アップルが狙い撃ち!?「アプリストア規制法」がiPhoneに及ぼす大きな変化とは

iPhoneが変化の岐路に立たされている。現在のiPhoneはアップルの運営するアプリストア「App Store」からしかアプリがダウンロードできない仕様になっているが、その体制が今後変更される可能性のある法案がアメリカ議会に提出されたという。同法ではグーグルが運営するAndroidスマートフォン向けアプリストア「Google Play」もターゲットとなっているため、この法案の今後の展開によってはアップル・グーグル双方の収益体制も揺るがすことになるかもしれない。

“アプリストア規制法”っていったい何!?

(Image:BigTunaOnline / Shutterstock.com)

iPhoneではアップルのApp Storeからのみアプリをダウンロードできる

 超党派の議員によって議会に提出された「Open App Markets Act(オープンアプリ市場法)」は“アプリストア規制法”とも呼ばれ、大手アプリストアの運営者が自前の決済システムの導入を禁止することや、それに従わないアプリへの罰則の禁止などが盛り込まれている。
 これまでApp StoreやGoogle Playといった大手アプリストアでは、基本的に決済金額の15~30%を手数料として徴収していた。さらにiPhoneではApp Store以外からアプリをダウンロードすることができない仕様になっていたため、実質的にApp Storeからの決済以外ができない状況となっている。今回の法案も、そうした“絶対的に優位な立場”にいるアップルなどの市場独占を問題視したものだという。

法律が成立すれば、アプリストアが激増する?

(Image:justplay1412 / Shutterstock.com)

Google Playも、世界中で多くのユーザーが利用しているアプリストアだ

 つまるところ、この法案が成立すると「App Store・Google Play以外からもアプリがダウンロードでき、アプリ側が自由に選んだ決済システムで決済することができるようになる」のだ。決済システムを自由に選べるとなれば、アプリ側も手数料の設定などを比較してより好条件のものを選ぶことができる。仮にそれでユーザーの支払うべき額が下がったりするのならば、ユーザー側としても万々歳の法案となるだろう。

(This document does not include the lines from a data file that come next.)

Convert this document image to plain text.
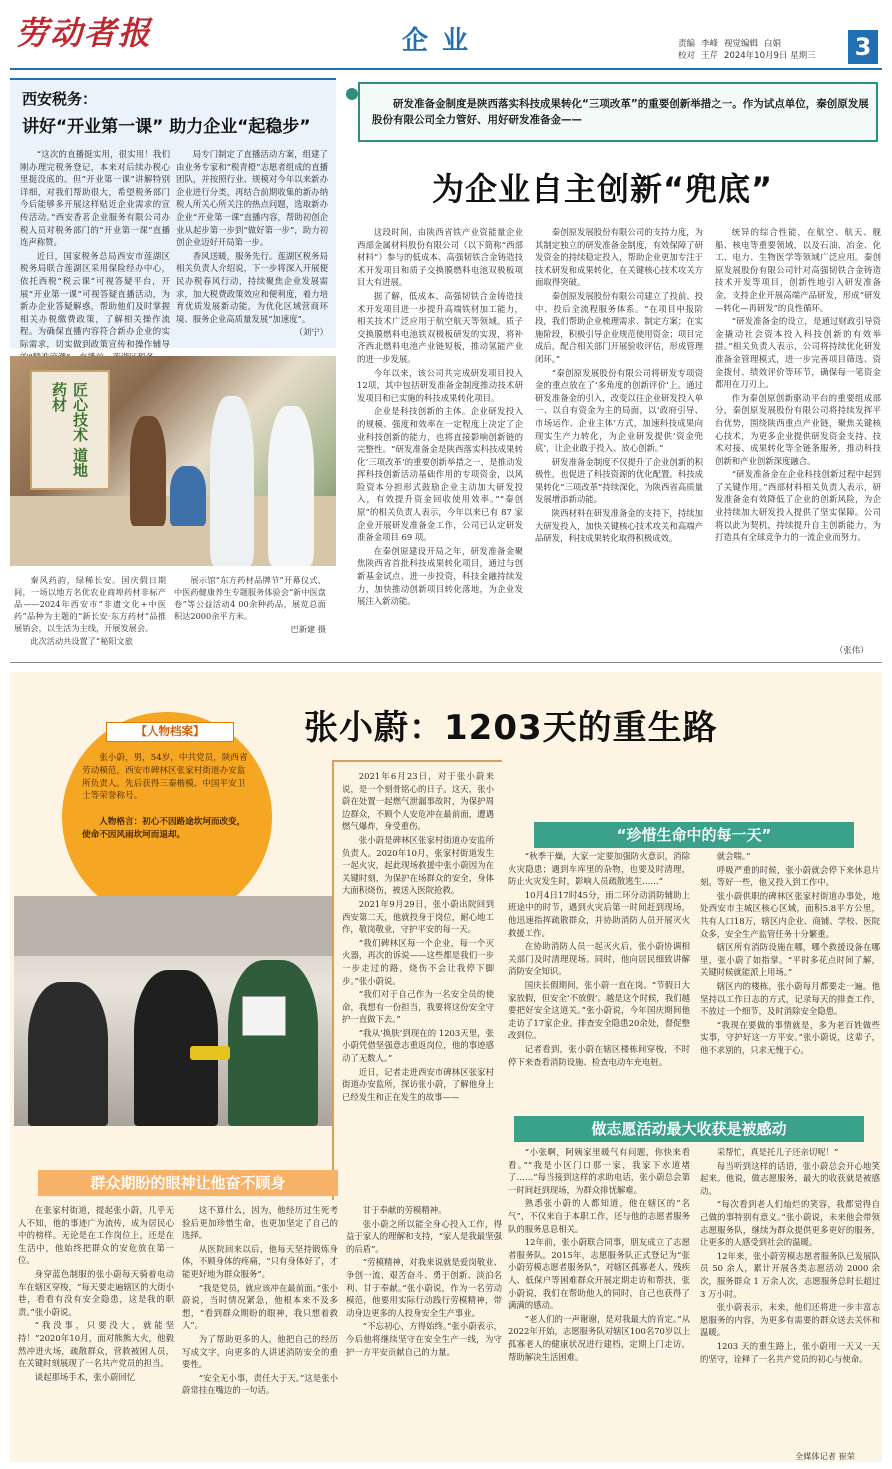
劳动者报	企业	责编 李峰 视觉编辑 白娟
校对 王芹 2024年10月9日 星期三 3
西安税务：
讲好“开业第一课” 助力企业“起稳步”

“这次的直播挺实用，很实用！我们刚办理完税务登记，本来对后续办税心里挺没底的。但“开业第一课”讲解特别详细，对我们帮助很大，希望税务部门今后能够多开展这样贴近企业需求的宣传活动。”西安香茗企业服务有限公司办税人员对税务部门的“开业第一课”直播连声称赞。

近日，国家税务总局西安市莲湖区税务局联合莲湖区采用保险经办中心，依托西税“税云课”可视答疑平台，开展“开业第一课”可视答疑直播活动，为新办企业答疑解惑，帮助他们及时掌握相关办税缴费政策，了解相关操作流程。为确保直播内容符合新办企业的实际需求，切实做到政策宣传和操作辅导

局专门制定了直播活动方案，组建了由业务专家和“税青橙”志愿者组成的直播团队，并按照行业、规模对今年以来新办企业进行分类，再结合前期收集的新办纳税人所关心所关注的热点问题，选取新办企业“开业第一课”直播内容，帮助初创企业从起步第一步到“做好第一步”，助力初创企业迈好开局第一步。

香风送暖，服务先行。莲湖区税务局相关负责人介绍说，下一步将深入开展便民办税春风行动，持续聚焦企业发展需求，加大税费政策效应和便利度，着力培育优质发展新动能，为优化区域营商环境、服务企业高质量发展“加速度”。

（刘宁）

匠心技术 道地药材

秦风药韵，绿稀长安。国庆假日期间，一场以地方名优农业商埠药材非标产品——2024年西安市“非遗文化+中医药”品种为主题的“新长安·东方药材”品推展销会，以生活为主线，开展发展会。

此次活动共设置了“秘阳文旅

展示馆“东方药材品牌节”开幕仪式、中医药健康养生专题服务体验会“新中医盘卷”等公益活动4 00余种药品，展览总面积达2000余平方米。

巴新建 摄

研发准备金制度是陕西落实科技成果转化“三项改革”的重要创新举措之一。作为试点单位，秦创原发展股份有限公司全力管好、用好研发准备金——
为企业自主创新“兜底”

这段时间，由陕西省铁产业资能量企业西部金属材料股份有限公司（以下简称“西部材料”）参与的低成本、高强韧铁合金铸造技术开发项目和质子交换膜燃料电池双极板项目大有进展。

据了解，低成本、高强韧铁合金铸造技术开发项目进一步提升高端铁材加工能力，相关技术广泛应用于航空航天等领域。质子交换膜燃料电池铁双极板研发的实现，将补齐西北燃料电池产业链短板，推动氢能产业的进一步发展。

今年以来，该公司共完成研发项目投入12项，其中包括研发准备金制度推动技术研发项目和已实施的科技成果转化项目。

企业是科技创新的主体。企业研发投入的规模、强度和效率在一定程度上决定了企业科技创新的能力，也将直接影响创新链的完整性。“研发准备金是陕西落实科技成果转化‘三项改革’的重要创新举措之一，是推动发挥科技创新活动基础作用的专项资金，以风险资本分担形式鼓励企业主动加大研发投入，有效提升资金回收使用效率。”“秦创原”的相关负责人表示，今年以来已有 87 家企业开展研发准备金工作，公司已认定研发准备金项目 69 项。

在秦创原建设开局之年，研发准备金聚焦陕西省首批科技成果转化项目，通过与创新基金试点、进一步投资，科技金融持续发力，加快推动创新项目转化落地，为企业发展注入新动能。

秦创原发展股份有限公司的支持力度，为其制定独立的研发准备金制度，有效保障了研发资金的持续稳定投入，帮助企业更加专注于技术研发和成果转化，在关键核心技术攻关方面取得突破。

秦创原发展股份有限公司建立了投前、投中、投后全流程服务体系。“在项目申报阶段，我们帮助企业梳理需求、制定方案；在实施阶段，积极引导企业规范使用资金；项目完成后，配合相关部门开展验收评估，形成管理闭环。”

“秦创原发展股份有限公司将研发专项资金的重点放在了‘多角度的创新评价’上。通过研发准备金的引入，改变以往企业研发投入单一、以自有资金为主的局面，以‘政府引导、市场运作、企业主体’方式，加速科技成果向现实生产力转化，为企业研发提供‘资金兜底’，让企业敢于投入、放心创新。”

研发准备金制度不仅提升了企业创新的积极性，也促进了科技资源的优化配置。科技成果转化“三项改革”持续深化，为陕西省高质量发展增添新动能。

陕西材料在研发准备金的支持下，持续加大研发投入，加快关键核心技术攻关和高端产品研发，科技成果转化取得积极成效。

统异的综合性能，在航空、航天、舰船、核电等重要领域，以及石油、冶金、化工、电力、生物医学等领域广泛应用。秦创原发展股份有限公司针对高强韧铁合金铸造技术开发等项目，创新性地引入研发准备金，支持企业开展高端产品研发，形成“研发—转化—再研发”的良性循环。

“研发准备金的设立，是通过财政引导资金撬动社会资本投入科技创新的有效举措。”相关负责人表示，公司将持续优化研发准备金管理模式，进一步完善项目筛选、资金拨付、绩效评价等环节，确保每一笔资金都用在刀刃上。

作为秦创原创新驱动平台的重要组成部分，秦创原发展股份有限公司将持续发挥平台优势，围绕陕西重点产业链，聚焦关键核心技术，为更多企业提供研发资金支持、技术对接、成果转化等全链条服务，推动科技创新和产业创新深度融合。

“研发准备金在企业科技创新过程中起到了关键作用。”西部材料相关负责人表示，研发准备金有效降低了企业的创新风险，为企业持续加大研发投入提供了坚实保障。公司将以此为契机，持续提升自主创新能力，为打造具有全球竞争力的一流企业而努力。

（张伟）
张小蔚：1203天的重生路
【人物档案】
张小蔚，男，54岁，中共党员，陕西省劳动模范，西安市碑林区张家村街道办安监所负责人。先后获得三秦楷模、中国平安卫士等荣誉称号。
人物格言：初心不因路途坎坷而改变，使命不因风雨坎坷而退却。

2021年6月23日，对于张小蔚来说，是一个刻骨铭心的日子。这天，张小蔚在处置一起燃气泄漏事故时，为保护周边群众，不顾个人安危冲在最前面，遭遇燃气爆炸，身受重伤。

张小蔚是碑林区张家村街道办安监所负责人。2020年10月，张家村街道发生一起火灾，起此现场救援中张小蔚因为在关键时刻，为保护在场群众的安全，身体大面积烧伤，被送入医院抢救。

2021年9月29日，张小蔚出院回到西安第二天，他就投身于岗位，耐心地工作，敬岗敬业，守护平安的每一天。

“我们碑林区每一个企业，每一个灭火器，再次的诉说——这些都是我们一步一步走过的路，烧伤不会让我停下脚步。”张小蔚说。

“我们对于自己作为一名安全员的使命，我想有一份担当，我要将这份安全守护一直做下去。”

“我从‘换肤’到现在的 1203天里，张小蔚凭借坚强意志重返岗位，他的事迹感动了无数人。”

近日，记者走进西安市碑林区张家村街道办安监所，探访张小蔚，了解他身上已经发生和正在发生的故事——

“珍惜生命中的每一天”

“秋季干燥，大家一定要加强防火意识，消除火灾隐患；遇到车库里的杂物，也要及时清理，防止火灾发生时，影响人员疏散逃生……”

10月4日17时45分，雨二环分动消防辅助上班途中的时节，遇到火灾后第一时间赶到现场，他迅速指挥疏散群众，并协助消防人员开展灭火救援工作。

在协助消防人员一起灭火后，张小蔚协调相关部门及时清理现场。同时，他向居民细致讲解消防安全知识。

国庆长假期间，张小蔚一直在岗。“节假日大家放假，但安全‘不放假’。越是这个时候，我们越要把好安全这道关。”张小蔚说，今年国庆期间他走访了17家企业，排查安全隐患20余处，督促整改到位。

记者看到，张小蔚在辖区楼栋间穿梭，不时停下来查看消防设施、检查电动车充电桩。

就会喘。”

呼吸严重的时候，张小蔚就会停下来休息片刻。等好一些，他又投入到工作中。

张小蔚供职的碑林区张家村街道办事处，地处西安市主城区核心区域，面积5.8平方公里，共有人口18万，辖区内企业、商铺、学校、医院众多，安全生产监管任务十分繁重。

辖区所有消防设施在哪，哪个救援设备在哪里，张小蔚了如指掌。“平时多花点时间了解，关键时候就能派上用场。”

辖区内的楼栋，张小蔚每月都要走一遍。他坚持以工作日志的方式，记录每天的排查工作，不放过一个细节，及时消除安全隐患。

“我现在要做的事情就是，多为老百姓做些实事，守护好这一方平安。”张小蔚说，这辈子，他不求别的，只求无愧于心。

做志愿活动最大收获是被感动

“小张啊，阿姨家里暖气有问题，你快来看看。”“我是小区门口那一家，我家下水道堵了……”每当接到这样的求助电话，张小蔚总会第一时间赶到现场，为群众排忧解难。

熟悉张小蔚的人都知道，他在辖区的“名气”，不仅来自于本职工作，还与他的志愿者服务队的服务息息相关。

12年前，张小蔚联合同事，朋友成立了志愿者服务队。2015年，志愿服务队正式登记为“张小蔚劳模志愿者服务队”，对辖区孤寡老人、残疾人、低保户等困难群众开展定期走访和帮扶，张小蔚说，我们在帮助他人的同时，自己也获得了满满的感动。

“老人们的一声谢谢，是对我最大的肯定。”从2022年开始，志愿服务队对辖区100名70岁以上孤寡老人的健康状况进行建档，定期上门走访，帮助解决生活困难。

采帮忙，真是托儿子还亲切呢！”

每当听到这样的话语，张小蔚总会开心地笑起来。他说，做志愿服务，最大的收获就是被感动。

“每次看到老人们灿烂的笑容，我都觉得自己做的事特别有意义。”张小蔚说，未来他会带领志愿服务队，继续为群众提供更多更好的服务，让更多的人感受到社会的温暖。

12年来，张小蔚劳模志愿者服务队已发展队员 50 余人，累计开展各类志愿活动 2000 余次，服务群众 1 万余人次，志愿服务总时长超过 3 万小时。

张小蔚表示，未来，他们还将进一步丰富志愿服务的内容，为更多有需要的群众送去关怀和温暖。

1203 天的重生路上，张小蔚用一天又一天的坚守，诠释了一名共产党员的初心与使命。

群众期盼的眼神让他奋不顾身

在张家村街道，提起张小蔚，几乎无人不知，他的事迹广为流传，成为居民心中的榜样。无论是在工作岗位上，还是在生活中，他始终把群众的安危放在第一位。

身穿蓝色制服的张小蔚每天骑着电动车在辖区穿梭，“每天要走遍辖区的大街小巷，看看有没有安全隐患，这是我的职责。”张小蔚说。

“我没事，只要没大，就能坚持！”2020年10月，面对熊熊大火，他毅然冲进火场，疏散群众，营救被困人员，在关键时刻展现了一名共产党员的担当。

谈起那场手术，张小蔚回忆

这不算什么，因为，他经历过生死考验后更加珍惜生命，也更加坚定了自己的选择。

从医院回来以后，他每天坚持锻炼身体，不顾身体的疼痛，“只有身体好了，才能更好地为群众服务”。

“我是党员，就应该冲在最前面。”张小蔚说，当时情况紧急，他根本来不及多想，“看到群众期盼的眼神，我只想着救人”。

为了帮助更多的人，他把自己的经历写成文字，向更多的人讲述消防安全的重要性。

“安全无小事，责任大于天。”这是张小蔚常挂在嘴边的一句话。

甘于奉献的劳模精神。

张小蔚之所以能全身心投入工作，得益于家人的理解和支持，“家人是我最坚强的后盾”。

“劳模精神，对我来说就是爱岗敬业、争创一流、艰苦奋斗、勇于创新、淡泊名利、甘于奉献。”张小蔚说，作为一名劳动模范，他要用实际行动践行劳模精神，带动身边更多的人投身安全生产事业。

“不忘初心，方得始终。”张小蔚表示，今后他将继续坚守在安全生产一线，为守护一方平安贡献自己的力量。

全媒体记者 崔荣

 しかし“規制される側”の言い分としては、運営による事前審査がユーザーのセキュリティリスクをカバーしているという大義名分も存在する。実際にアップルは、App Storeで審査によってセキュリティ・プライバシー面などでリスクがあると判断したアプリを除外している。その取組みの結果、2020年の1年間で15億ドル(約1,650億円)にのぼる不正取引からユーザーを守ったことをアピールしている。たしかに、アプリストアが乱造し、どこの企業が運営し誰がセキュリティチェックをしたかわからないようなアプリストアからダウンロードしてきたアプリはあまり使う気にならないのも事実だ。「アップル・グーグルが審査したから」という安心感も、大きなものであることは間違いないだろう。

 果たして“アプリストア規制法”は議会で承認されるのだろうか。仮に承認されたとすれば、どんなジャンルまでその影響が及ぶことになるのだろうか。“App Store一択”というiPhoneの常識は大きく様変わりすることは間違いないだろう。
 この法案の動きにも注目していきたい。